The Kent Stater broke news Tuesday that the FBI is investigating Kent State associate professor of history Julio Pino for potential links to the radical terrorist group ISIS. It’s since made national headlines and led to an array of reactions across the country.

It is not yet known whether Pino is guilty or innocent, but the professor has already been indicted in the eyes of many. Some are terrified, while others are wondering why Pino is still employed, but it is too soon to make a judgment on the investigation, both from the FBI and public perspective.

For Kent State, this is yet another negative mark on its reputation: the shootings on May 4, 1970, a professor's arrest for having sexual relations with a 15-year-old boy and now Pino's alleged involvement with ISIS.

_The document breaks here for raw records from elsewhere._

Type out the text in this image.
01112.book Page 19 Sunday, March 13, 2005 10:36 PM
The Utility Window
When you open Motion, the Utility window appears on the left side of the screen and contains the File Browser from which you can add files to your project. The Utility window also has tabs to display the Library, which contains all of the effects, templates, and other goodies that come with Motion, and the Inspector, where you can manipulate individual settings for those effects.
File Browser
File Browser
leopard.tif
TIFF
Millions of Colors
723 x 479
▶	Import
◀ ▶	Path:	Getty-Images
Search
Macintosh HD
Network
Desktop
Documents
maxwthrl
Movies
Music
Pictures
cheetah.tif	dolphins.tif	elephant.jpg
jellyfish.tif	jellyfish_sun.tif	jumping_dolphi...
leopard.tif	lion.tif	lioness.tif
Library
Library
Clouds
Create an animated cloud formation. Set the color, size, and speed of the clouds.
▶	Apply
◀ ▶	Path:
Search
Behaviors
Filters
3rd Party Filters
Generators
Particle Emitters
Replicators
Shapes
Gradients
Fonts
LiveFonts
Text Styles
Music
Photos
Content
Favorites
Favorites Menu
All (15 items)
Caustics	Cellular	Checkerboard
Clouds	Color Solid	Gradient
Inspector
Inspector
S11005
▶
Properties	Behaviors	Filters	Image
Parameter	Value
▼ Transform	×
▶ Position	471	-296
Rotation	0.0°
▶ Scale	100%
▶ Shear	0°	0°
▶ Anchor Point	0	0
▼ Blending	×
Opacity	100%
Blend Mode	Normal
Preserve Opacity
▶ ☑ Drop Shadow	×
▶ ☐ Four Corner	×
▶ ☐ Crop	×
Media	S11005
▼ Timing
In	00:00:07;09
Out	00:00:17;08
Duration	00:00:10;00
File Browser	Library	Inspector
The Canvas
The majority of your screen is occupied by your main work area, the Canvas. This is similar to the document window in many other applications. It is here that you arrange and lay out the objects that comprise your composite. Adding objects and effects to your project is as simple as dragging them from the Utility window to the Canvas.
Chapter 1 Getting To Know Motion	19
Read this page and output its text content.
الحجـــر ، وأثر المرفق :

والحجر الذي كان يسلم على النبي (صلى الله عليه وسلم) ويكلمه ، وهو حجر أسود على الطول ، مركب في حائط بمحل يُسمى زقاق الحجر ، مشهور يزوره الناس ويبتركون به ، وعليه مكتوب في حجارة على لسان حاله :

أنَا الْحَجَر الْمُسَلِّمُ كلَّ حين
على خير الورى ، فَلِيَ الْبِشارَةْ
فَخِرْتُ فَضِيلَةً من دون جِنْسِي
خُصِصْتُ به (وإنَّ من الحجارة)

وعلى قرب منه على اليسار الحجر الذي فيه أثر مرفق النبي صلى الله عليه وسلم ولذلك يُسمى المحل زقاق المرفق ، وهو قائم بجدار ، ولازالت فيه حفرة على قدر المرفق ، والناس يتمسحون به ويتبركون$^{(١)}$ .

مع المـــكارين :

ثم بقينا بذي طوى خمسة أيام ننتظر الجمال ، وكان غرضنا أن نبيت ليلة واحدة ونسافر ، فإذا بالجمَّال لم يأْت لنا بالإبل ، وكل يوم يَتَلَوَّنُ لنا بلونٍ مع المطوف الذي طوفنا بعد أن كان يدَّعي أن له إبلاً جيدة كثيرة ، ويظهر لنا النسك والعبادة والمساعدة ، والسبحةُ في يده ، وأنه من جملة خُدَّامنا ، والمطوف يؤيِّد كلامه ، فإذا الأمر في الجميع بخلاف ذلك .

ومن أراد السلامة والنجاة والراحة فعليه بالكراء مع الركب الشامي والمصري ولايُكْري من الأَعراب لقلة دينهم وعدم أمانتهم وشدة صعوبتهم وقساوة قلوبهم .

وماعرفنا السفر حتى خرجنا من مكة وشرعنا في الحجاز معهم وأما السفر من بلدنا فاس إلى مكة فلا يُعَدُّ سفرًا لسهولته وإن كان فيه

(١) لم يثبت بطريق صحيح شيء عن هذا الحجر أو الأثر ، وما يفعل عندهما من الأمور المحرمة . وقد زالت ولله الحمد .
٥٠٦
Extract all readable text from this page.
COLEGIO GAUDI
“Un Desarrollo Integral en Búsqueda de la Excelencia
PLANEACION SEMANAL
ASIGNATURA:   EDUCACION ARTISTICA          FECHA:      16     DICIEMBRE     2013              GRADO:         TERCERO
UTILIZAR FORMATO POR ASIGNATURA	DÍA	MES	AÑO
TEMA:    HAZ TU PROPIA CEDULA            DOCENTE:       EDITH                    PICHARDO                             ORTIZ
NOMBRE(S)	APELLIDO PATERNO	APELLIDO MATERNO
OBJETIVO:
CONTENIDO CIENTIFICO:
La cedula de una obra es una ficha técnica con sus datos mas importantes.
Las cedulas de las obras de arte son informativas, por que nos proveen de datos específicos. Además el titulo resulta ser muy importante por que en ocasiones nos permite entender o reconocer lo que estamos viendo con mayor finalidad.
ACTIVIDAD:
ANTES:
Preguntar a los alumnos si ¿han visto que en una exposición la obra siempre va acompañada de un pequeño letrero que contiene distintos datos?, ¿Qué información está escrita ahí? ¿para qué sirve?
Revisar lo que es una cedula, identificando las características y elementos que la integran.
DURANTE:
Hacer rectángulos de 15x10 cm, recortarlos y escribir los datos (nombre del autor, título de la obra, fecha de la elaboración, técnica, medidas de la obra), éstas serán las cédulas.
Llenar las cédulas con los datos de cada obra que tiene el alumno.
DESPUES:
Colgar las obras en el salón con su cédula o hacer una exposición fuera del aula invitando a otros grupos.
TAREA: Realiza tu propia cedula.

The problem is these events are not items the current administration can actively do much about or prevent. These are the actions of the few that affect the reputation of the many. But should they?

Why must this type of incident once again define Kent State's overall reputation? How can one convict a school — or even one man — based off the report it's possible a professor has connections with a radical organization when there is not yet proof?

When people across the country consume news this week, they will see Kent State once again cast in a negative light, but it does not reflect the university as a whole or even necessarily accuracy. Until the FBI releases the findings of its investigation, there is no point to unfounded speculation about a university that has had more than its fair share of negative attention.